Enhanced Performance on Complex Tasks: LFS outperformed other models, especially as task difficulty increased, showing a scalable advantage.
Improved Efficiency: Comparative analysis showed LFS requiring fewer tokens on average (Figures 5-8, 20-21).
Scalability with Model Strength: LFS demonstrated significantly better performance with stronger models like GPT-4o compared to alternatives.

Discussion

The LFS framework represents a paradigm shift in how LLMs can be utilized to solve complex reasoning tasks.
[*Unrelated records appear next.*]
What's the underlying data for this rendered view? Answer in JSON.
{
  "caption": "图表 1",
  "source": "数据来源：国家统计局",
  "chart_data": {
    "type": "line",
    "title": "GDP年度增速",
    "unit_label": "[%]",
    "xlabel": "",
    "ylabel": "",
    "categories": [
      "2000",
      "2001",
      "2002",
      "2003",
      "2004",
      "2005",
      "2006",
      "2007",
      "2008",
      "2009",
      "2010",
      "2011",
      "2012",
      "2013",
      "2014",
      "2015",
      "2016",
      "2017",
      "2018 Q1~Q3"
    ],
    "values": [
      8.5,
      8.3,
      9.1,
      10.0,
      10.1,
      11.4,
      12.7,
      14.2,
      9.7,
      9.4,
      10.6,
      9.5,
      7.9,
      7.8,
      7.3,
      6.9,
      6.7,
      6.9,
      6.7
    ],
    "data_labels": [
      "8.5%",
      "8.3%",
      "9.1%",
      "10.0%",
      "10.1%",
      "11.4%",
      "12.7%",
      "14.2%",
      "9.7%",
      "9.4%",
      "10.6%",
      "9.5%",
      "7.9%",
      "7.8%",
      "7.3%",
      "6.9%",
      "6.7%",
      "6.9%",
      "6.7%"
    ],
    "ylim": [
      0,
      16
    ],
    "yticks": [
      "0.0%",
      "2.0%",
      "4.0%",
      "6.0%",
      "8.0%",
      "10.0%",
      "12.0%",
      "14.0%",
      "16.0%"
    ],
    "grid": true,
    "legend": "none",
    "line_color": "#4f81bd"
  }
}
By integrating exploration and evaluation, it places decision-making capabilities directly at the core of the model, avoiding the pitfalls associated with static algorithms and manual configurations.

Practical Implications

The implementation of LFS offers substantial benefits for applications where adaptability and resource efficiency are critical, such as real-time decision systems and autonomous agents operating in dynamic environments. Additionally, it supports scalability across different task complexities and computational budgets, making it suitable for deployment in diverse settings.

Conclusion

The proposed LLM-First Search method represents a significant improvement in leveraging LLMs for complex search tasks. It provides a more dynamic, flexible, and efficient framework, thereby addressing limitations inherent in conventional search strategies. Future work should explore extending LFS to additional reasoning domains and integrating this approach into wider AI applications where adaptable exploration strategies could enhance problem-solving efficacy.

In summary, LFS redefines the role of LLMs in structured search algorithms by integrating exploration and evaluation, which paves the way for more generalizable and scalable AI models. While the experiments focus on specific domains, the methodology has broad applicability, suggesting promising directions for future AI research and development.